To sum it up; Dropwizard rocks.
I’ve done quite a bit of WS development both the on client side and server side; interacting with both SOAP, REST and variants of XML/JSON RPC hybrid services. For my latest project I need to expose a set of REST services to a myriad of clients: phones, fat JS clients etc. This application also needs to talk to other nodes or “agents” that are also doing work in a distributed cloud environment. The core engine of this application really has no need for a bloated higher level MVC/gui supporting stack and bringing that into this library would just be a pain. I’ve always like the simplicity of being able to skip the whole JEE/Spring/Tomcat based container stack and just do a plain old “java -jar”… run my application…. but the reality of being able to do that has been lacking… until now.
In looking at the available options for picking the framework to use (such as Restlet, Spring-MVC REST, Spring Data REST etc and others), I immediately became discouraged when looking at examples for setting them up; they are full of complexity and lots of configuration and generally require a full application server container to run within, which just adds further complexity to your setup.

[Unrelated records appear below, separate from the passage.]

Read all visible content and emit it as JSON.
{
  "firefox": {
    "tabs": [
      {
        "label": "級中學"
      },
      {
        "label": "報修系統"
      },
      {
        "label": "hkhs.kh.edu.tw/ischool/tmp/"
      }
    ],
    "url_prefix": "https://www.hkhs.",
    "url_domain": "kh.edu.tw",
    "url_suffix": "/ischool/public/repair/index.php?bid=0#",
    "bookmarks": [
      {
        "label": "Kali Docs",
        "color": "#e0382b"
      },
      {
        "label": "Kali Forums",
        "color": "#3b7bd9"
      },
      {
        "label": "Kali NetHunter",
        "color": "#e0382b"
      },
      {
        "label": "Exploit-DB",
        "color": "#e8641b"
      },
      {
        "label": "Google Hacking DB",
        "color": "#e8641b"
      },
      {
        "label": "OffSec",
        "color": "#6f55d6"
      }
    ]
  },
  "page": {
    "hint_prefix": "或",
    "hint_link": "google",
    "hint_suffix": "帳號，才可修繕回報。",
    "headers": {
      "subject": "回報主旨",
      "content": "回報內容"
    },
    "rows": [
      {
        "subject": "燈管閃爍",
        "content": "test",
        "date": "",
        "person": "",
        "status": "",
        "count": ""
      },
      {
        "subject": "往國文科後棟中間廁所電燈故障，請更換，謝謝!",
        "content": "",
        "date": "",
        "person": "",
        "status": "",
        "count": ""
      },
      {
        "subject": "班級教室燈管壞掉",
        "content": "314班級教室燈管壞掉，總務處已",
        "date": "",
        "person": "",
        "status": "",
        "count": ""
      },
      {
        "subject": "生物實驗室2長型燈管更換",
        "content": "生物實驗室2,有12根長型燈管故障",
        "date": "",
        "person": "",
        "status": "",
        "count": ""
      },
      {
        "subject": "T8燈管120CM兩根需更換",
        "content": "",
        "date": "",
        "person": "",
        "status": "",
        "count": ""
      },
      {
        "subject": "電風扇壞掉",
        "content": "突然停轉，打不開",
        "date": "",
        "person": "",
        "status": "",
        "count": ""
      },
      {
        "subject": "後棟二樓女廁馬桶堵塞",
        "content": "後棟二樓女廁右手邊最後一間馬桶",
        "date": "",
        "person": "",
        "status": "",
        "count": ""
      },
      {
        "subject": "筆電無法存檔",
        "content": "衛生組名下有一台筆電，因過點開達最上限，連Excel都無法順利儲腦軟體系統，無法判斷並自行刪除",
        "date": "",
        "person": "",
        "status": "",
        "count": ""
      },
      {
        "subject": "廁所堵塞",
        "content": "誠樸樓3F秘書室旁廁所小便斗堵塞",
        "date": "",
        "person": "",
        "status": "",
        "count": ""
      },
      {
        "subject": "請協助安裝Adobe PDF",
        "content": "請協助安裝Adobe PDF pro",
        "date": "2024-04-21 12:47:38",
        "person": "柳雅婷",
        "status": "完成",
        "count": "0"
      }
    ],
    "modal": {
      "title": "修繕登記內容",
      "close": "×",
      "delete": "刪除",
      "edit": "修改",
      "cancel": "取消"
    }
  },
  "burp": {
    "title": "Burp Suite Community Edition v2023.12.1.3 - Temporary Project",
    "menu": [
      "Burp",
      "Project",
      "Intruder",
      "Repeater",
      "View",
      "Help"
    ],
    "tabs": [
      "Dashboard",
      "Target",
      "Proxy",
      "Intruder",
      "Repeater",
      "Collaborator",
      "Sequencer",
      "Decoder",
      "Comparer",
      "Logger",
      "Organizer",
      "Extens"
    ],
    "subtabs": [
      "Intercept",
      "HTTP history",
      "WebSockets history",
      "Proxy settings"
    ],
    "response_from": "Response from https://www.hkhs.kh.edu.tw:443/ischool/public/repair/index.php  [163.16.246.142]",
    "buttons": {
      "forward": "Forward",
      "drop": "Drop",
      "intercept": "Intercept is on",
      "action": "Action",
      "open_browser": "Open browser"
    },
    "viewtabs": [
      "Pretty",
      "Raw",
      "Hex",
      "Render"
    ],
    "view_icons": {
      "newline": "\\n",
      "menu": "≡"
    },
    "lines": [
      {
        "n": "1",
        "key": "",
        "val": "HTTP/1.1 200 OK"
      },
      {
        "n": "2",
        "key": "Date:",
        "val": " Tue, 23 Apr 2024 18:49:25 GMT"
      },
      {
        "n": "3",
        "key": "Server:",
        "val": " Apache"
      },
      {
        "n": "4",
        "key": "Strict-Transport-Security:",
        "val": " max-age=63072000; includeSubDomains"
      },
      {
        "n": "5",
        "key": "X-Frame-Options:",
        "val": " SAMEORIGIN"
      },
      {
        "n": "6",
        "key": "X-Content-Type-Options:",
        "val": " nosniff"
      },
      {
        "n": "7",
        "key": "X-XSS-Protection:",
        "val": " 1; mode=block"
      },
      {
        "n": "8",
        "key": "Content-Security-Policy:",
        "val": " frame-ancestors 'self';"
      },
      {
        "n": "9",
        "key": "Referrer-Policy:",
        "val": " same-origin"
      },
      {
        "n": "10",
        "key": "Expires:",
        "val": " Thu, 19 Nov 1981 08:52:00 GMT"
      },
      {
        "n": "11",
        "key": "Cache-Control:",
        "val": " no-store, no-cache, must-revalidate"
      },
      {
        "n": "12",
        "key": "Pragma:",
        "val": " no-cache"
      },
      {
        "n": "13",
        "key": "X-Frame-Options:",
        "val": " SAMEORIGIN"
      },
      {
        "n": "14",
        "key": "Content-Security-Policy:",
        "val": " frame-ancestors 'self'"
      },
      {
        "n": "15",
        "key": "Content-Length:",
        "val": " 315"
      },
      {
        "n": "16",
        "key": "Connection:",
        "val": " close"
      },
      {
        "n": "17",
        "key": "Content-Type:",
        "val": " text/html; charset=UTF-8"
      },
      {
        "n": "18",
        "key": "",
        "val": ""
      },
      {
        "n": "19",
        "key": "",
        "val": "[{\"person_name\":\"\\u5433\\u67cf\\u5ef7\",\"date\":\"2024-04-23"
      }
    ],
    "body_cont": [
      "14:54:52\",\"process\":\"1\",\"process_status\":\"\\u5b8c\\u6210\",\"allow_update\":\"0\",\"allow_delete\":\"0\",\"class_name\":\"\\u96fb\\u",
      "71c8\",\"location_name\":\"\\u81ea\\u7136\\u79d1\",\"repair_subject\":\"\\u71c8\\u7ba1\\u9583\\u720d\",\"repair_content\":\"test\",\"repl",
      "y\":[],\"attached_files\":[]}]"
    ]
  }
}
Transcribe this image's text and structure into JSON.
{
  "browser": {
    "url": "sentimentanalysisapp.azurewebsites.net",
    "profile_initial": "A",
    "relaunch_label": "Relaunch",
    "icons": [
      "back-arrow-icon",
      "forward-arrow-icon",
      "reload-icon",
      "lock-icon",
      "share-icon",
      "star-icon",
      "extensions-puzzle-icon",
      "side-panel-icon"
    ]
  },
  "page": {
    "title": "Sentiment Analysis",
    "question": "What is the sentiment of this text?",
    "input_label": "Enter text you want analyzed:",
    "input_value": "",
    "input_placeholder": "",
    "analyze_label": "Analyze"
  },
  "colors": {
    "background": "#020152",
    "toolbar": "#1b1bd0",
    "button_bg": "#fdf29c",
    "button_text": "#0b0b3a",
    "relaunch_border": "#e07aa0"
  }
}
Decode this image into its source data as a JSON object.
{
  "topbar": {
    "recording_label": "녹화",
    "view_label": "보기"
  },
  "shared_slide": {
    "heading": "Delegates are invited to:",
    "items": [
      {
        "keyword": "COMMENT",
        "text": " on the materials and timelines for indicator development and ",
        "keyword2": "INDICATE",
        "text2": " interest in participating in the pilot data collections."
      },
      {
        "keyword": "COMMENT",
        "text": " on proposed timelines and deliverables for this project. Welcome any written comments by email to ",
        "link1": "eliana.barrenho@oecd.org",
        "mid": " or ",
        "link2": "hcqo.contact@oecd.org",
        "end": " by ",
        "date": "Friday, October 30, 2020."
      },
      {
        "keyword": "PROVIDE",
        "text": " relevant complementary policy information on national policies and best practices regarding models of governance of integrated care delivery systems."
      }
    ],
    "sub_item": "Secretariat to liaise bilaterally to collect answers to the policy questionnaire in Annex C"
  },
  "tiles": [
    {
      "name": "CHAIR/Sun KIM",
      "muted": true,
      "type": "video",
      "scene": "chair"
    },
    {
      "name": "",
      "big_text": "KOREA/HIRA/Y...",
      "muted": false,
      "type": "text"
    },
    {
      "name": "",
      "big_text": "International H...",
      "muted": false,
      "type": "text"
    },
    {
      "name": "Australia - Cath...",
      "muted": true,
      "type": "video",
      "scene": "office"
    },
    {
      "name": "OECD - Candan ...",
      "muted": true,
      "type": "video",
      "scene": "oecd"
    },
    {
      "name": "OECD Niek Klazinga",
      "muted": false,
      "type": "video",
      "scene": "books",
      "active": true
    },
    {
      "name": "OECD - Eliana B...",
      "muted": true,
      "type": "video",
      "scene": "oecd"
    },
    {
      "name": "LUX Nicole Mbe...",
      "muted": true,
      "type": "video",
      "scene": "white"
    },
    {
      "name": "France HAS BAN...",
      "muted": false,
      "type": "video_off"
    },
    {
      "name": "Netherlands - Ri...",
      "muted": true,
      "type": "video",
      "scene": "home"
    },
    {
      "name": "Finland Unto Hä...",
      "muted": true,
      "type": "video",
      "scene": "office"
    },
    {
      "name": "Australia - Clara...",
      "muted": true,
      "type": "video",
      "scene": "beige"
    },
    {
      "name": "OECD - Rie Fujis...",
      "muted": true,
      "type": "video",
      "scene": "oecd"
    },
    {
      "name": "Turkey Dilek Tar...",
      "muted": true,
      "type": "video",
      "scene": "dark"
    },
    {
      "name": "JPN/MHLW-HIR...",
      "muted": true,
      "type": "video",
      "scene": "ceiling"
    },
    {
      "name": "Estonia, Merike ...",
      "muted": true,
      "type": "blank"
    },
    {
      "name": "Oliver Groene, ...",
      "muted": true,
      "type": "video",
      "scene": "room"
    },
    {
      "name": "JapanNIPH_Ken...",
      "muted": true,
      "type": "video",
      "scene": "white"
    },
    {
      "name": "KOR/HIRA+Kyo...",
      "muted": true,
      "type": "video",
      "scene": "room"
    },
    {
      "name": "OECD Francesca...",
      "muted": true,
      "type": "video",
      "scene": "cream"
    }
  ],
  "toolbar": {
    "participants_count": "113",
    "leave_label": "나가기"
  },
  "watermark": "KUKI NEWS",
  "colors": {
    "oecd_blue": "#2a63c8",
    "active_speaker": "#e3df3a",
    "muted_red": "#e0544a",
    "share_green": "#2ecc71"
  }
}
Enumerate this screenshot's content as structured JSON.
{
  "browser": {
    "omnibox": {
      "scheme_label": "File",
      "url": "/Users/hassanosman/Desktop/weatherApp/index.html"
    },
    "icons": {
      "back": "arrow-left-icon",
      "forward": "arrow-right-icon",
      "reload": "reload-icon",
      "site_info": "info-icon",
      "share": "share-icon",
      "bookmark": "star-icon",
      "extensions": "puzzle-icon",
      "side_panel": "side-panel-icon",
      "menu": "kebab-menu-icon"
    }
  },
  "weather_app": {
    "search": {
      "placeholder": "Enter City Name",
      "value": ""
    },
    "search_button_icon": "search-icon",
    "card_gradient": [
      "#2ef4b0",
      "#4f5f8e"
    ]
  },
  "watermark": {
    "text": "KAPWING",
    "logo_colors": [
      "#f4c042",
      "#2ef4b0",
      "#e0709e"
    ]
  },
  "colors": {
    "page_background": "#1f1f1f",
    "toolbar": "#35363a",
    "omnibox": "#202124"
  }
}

Then I stumbled across Dropwizard by the folks at Yammer. I encourage everyone reading this to just try the simple Hello World example they have on their site. If you have any experience in this space and an appreciation and vision for decoupling; you will immediately recognize the beauty of this little framework and the power it can bring to the table from a deployment standpoint. Build your core app engine back-end library as you normally would, toss in Dropwizard, expose some REST services to extend your interfaces to the outside world; throw it up on a server and “java -jar myapp server myconfig.yml” and you are ready to rock. (they make this possible by in-lining Jetty). Create a few little JS/HTML files for a fat JS client, (i’d recommend Angular) and hook into your REST services and you will have an awesome little decoupled application.